Scientists have shown that human brains are inherently designed to execute complicated calculations, similar to that of a high-powered computer, in order to make sense of the environment, a process known as Bayesian inference.
Researchers from the University of Sydney, the University of Queensland, and the University of Cambridge devised a mathematical model that closely mimics how human brains work when it comes to reading vision in a study published in the journal Nature Communications. The model included everything required to do Bayesian inference.
Bayesian inference is a statistical method that combines prior knowledge with new evidence to make intelligent guesswork. For example, if you know what a dog looks like and you see a furry animal with four legs, you might use your prior knowledge to guess it’s a dog.

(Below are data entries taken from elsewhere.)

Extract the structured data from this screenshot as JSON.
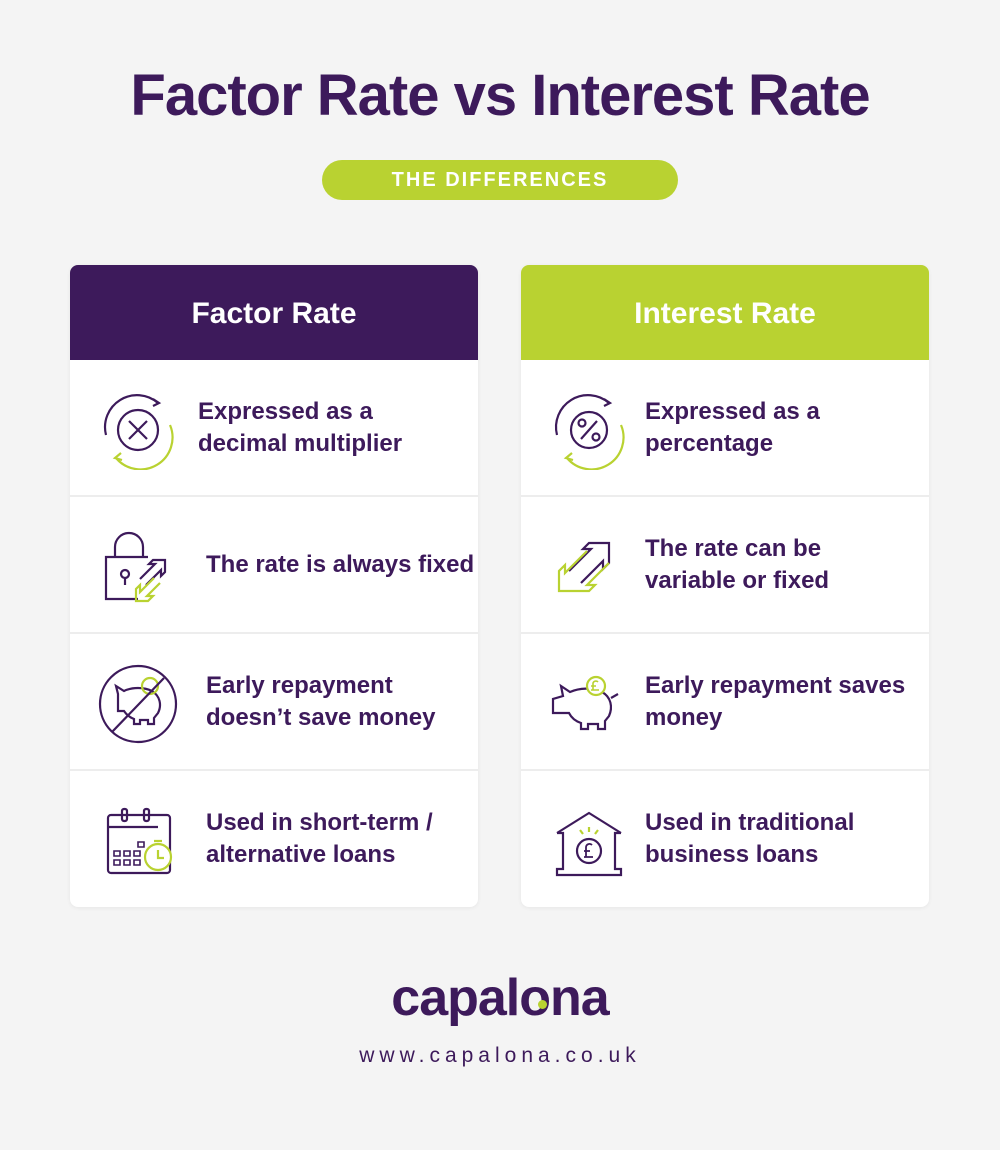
{
  "title": "Factor Rate vs Interest Rate",
  "subtitle": "THE DIFFERENCES",
  "colors": {
    "purple": "#3d1a5b",
    "green": "#b9d231",
    "background": "#f4f4f4"
  },
  "columns": [
    {
      "heading": "Factor Rate",
      "rows": [
        {
          "icon": "multiply-cycle-icon",
          "text": "Expressed as a decimal multiplier"
        },
        {
          "icon": "padlock-arrows-icon",
          "text": "The rate is always fixed"
        },
        {
          "icon": "no-piggy-bank-icon",
          "text": "Early repayment doesn’t save money"
        },
        {
          "icon": "calendar-clock-icon",
          "text": "Used in short-term / alternative loans"
        }
      ]
    },
    {
      "heading": "Interest Rate",
      "rows": [
        {
          "icon": "percent-cycle-icon",
          "text": "Expressed as a percentage"
        },
        {
          "icon": "up-down-arrows-icon",
          "text": "The rate can be variable or fixed"
        },
        {
          "icon": "piggy-bank-icon",
          "text": "Early repayment saves money"
        },
        {
          "icon": "bank-pound-icon",
          "text": "Used in traditional business loans"
        }
      ]
    }
  ],
  "footer": {
    "logo": "capalona",
    "url": "www.capalona.co.uk"
  }
}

Our new study sheds light on this mystery. We discovered that the basic structure and connections within our brain’s visual system are set up in a way that allows it to perform Bayesian inference on the sensory data it receives.
Dr Reuben Rideaux
People have an innate ability to comprehend their surroundings with exceptional precision and quickness, unlike robots, which can be defeated by simple CAPTCHA security measures when asked to locate fire hydrants in a panel of photos.

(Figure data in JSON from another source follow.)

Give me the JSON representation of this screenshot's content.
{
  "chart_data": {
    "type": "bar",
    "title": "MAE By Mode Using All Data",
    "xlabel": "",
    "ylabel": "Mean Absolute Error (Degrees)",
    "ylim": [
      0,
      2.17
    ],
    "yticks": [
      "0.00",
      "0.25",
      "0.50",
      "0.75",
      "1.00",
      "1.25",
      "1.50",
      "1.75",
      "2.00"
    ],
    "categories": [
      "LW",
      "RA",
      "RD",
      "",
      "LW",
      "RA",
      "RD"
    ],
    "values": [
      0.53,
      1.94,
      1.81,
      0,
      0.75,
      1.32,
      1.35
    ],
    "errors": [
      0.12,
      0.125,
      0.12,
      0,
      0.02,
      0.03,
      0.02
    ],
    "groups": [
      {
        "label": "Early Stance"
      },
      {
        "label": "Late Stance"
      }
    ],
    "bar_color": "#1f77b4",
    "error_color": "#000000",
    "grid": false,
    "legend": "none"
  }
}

“Despite the conceptual appeal and explanatory power of the Bayesian approach,” said principal investigator Dr Reuben Rideaux of the University of Sydney’s School of Psychology, “how the brain calculates probabilities is largely mysterious.”
“Our new study sheds light on this mystery. We discovered that the basic structure and connections within our brain’s visual system are set up in a way that allows it to perform Bayesian inference on the sensory data it receives. What makes this finding significant is the confirmation that our brains have an inherent design that allows this advanced form of processing, enabling us to interpret our surroundings more effectively.”

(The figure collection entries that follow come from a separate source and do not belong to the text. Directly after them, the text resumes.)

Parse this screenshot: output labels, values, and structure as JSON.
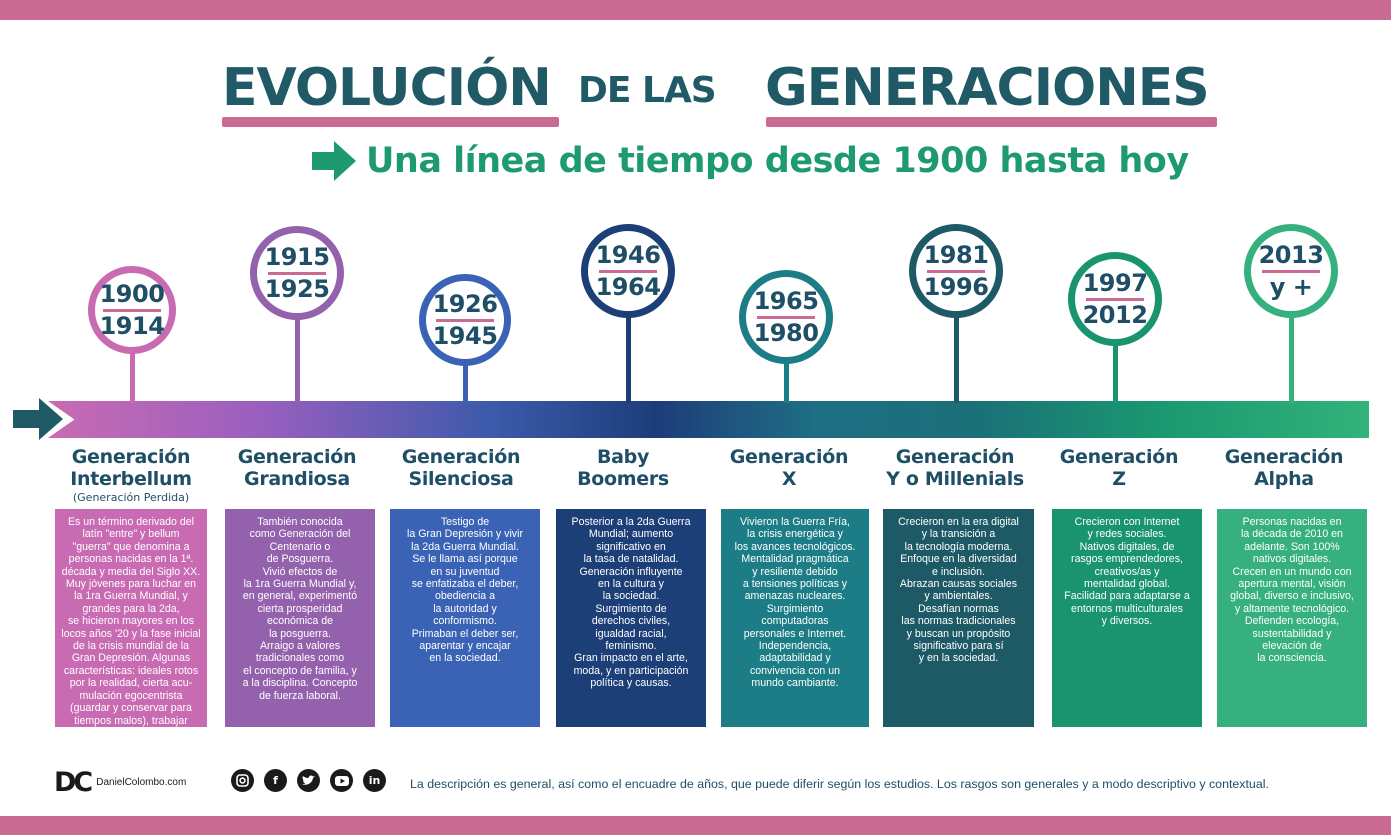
{
  "title": {
    "part1": "EVOLUCIÓN",
    "part2": "DE LAS",
    "part3": "GENERACIONES"
  },
  "subtitle": "Una línea de tiempo desde 1900 hasta hoy",
  "colors": {
    "band": "#c96b93",
    "title": "#1f5a66",
    "subtitle": "#1e9a72"
  },
  "generations": [
    {
      "years": [
        "1900",
        "1914"
      ],
      "name_l1": "Generación",
      "name_l2": "Interbellum",
      "note": "(Generación Perdida)",
      "color": "#c96bb2",
      "description": "Es un término derivado del\nlatín \"entre\" y bellum\n\"guerra\" que denomina a\npersonas nacidas en la 1ª.\ndécada y media del Siglo XX.\nMuy jóvenes para luchar en\nla 1ra Guerra Mundial, y\ngrandes para la 2da,\nse hicieron mayores en los\nlocos años '20 y la fase inicial\nde la crisis mundial de la\nGran Depresión. Algunas\ncaracterísticas: ideales rotos\npor la realidad, cierta acu-\nmulación egocentrista\n(guardar y conservar para\ntiempos malos), trabajar\nsin descanso."
    },
    {
      "years": [
        "1915",
        "1925"
      ],
      "name_l1": "Generación",
      "name_l2": "Grandiosa",
      "color": "#9462ad",
      "description": "También conocida\ncomo Generación del\nCentenario o\nde Posguerra.\nVivió efectos de\nla 1ra Guerra Mundial y,\nen general, experimentó\ncierta prosperidad\neconómica de\nla posguerra.\nArraigo a valores\ntradicionales como\nel concepto de familia, y\na la disciplina. Concepto\nde fuerza laboral."
    },
    {
      "years": [
        "1926",
        "1945"
      ],
      "name_l1": "Generación",
      "name_l2": "Silenciosa",
      "color": "#3b63b5",
      "description": "Testigo de\nla Gran Depresión y vivir\nla 2da Guerra Mundial.\nSe le llama así porque\nen su juventud\nse enfatizaba el deber,\nobediencia a\nla autoridad y\nconformismo.\nPrimaban el deber ser,\naparentar y encajar\nen la sociedad."
    },
    {
      "years": [
        "1946",
        "1964"
      ],
      "name_l1": "Baby",
      "name_l2": "Boomers",
      "color": "#1d3f78",
      "description": "Posterior a la 2da Guerra\nMundial; aumento\nsignificativo en\nla tasa de natalidad.\nGeneración influyente\nen la cultura y\nla sociedad.\nSurgimiento de\nderechos civiles,\nigualdad racial,\nfeminismo.\nGran impacto en el arte,\nmoda, y en participación\npolítica y causas."
    },
    {
      "years": [
        "1965",
        "1980"
      ],
      "name_l1": "Generación",
      "name_l2": "X",
      "color": "#1d7d86",
      "description": "Vivieron la Guerra Fría,\nla crisis energética y\nlos avances tecnológicos.\nMentalidad pragmática\ny resiliente debido\na tensiones políticas y\namenazas nucleares.\nSurgimiento\ncomputadoras\npersonales e Internet.\nIndependencia,\nadaptabilidad y\nconvivencia con un\nmundo cambiante."
    },
    {
      "years": [
        "1981",
        "1996"
      ],
      "name_l1": "Generación",
      "name_l2": "Y o Millenials",
      "color": "#1e5a66",
      "description": "Crecieron en la era digital\ny la transición a\nla tecnología moderna.\nEnfoque en la diversidad\ne inclusión.\nAbrazan causas sociales\ny ambientales.\nDesafían normas\nlas normas tradicionales\ny buscan un propósito\nsignificativo para sí\ny en la sociedad."
    },
    {
      "years": [
        "1997",
        "2012"
      ],
      "name_l1": "Generación",
      "name_l2": "Z",
      "color": "#19946e",
      "description": "Crecieron con Internet\ny redes sociales.\nNativos digitales, de\nrasgos emprendedores,\ncreativos/as y\nmentalidad global.\nFacilidad para adaptarse a\nentornos multiculturales\ny diversos."
    },
    {
      "years": [
        "2013",
        "y +"
      ],
      "name_l1": "Generación",
      "name_l2": "Alpha",
      "color": "#36b07f",
      "description": "Personas nacidas en\nla década de 2010 en\nadelante. Son 100%\nnativos digitales.\nCrecen en un mundo con\napertura mental, visión\nglobal, diverso e inclusivo,\ny altamente tecnológico.\nDefienden ecología,\nsustentabilidad y\nelevación de\nla consciencia."
    }
  ],
  "footer": {
    "logo": "DC",
    "site": "DanielColombo.com",
    "social_icons": [
      "instagram-icon",
      "facebook-icon",
      "twitter-icon",
      "youtube-icon",
      "linkedin-icon"
    ],
    "disclaimer": "La descripción es general, así como el encuadre de años, que puede diferir según los estudios. Los rasgos son generales y a modo descriptivo y contextual."
  }
}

The study’s findings not only confirm existing theories about the brain’s use of Bayesian-like inference but open doors to new research and innovation, where the brain’s natural ability for Bayesian inference can be harnessed for practical applications that benefit society.
“Our research, while primarily focussed on visual perception, holds broader implications across the spectrum of neuroscience and psychology,” Dr Rideaux said.
“By understanding the fundamental mechanisms that the brain uses to process and interpret sensory data, we can pave the way for advancements in fields ranging from artificial intelligence, where mimicking such brain functions can revolutionize machine learning, to clinical neurology, potentially offering new strategies for therapeutic interventions in the future.”
Dr. William Harrison’s study team achieved the discovery by recording brain activity from volunteers while they passively viewed displays designed to trigger specific neural signals related to visual processing. The researchers then created mathematical models to assess a range of competing hypotheses regarding how the human brain experiences vision.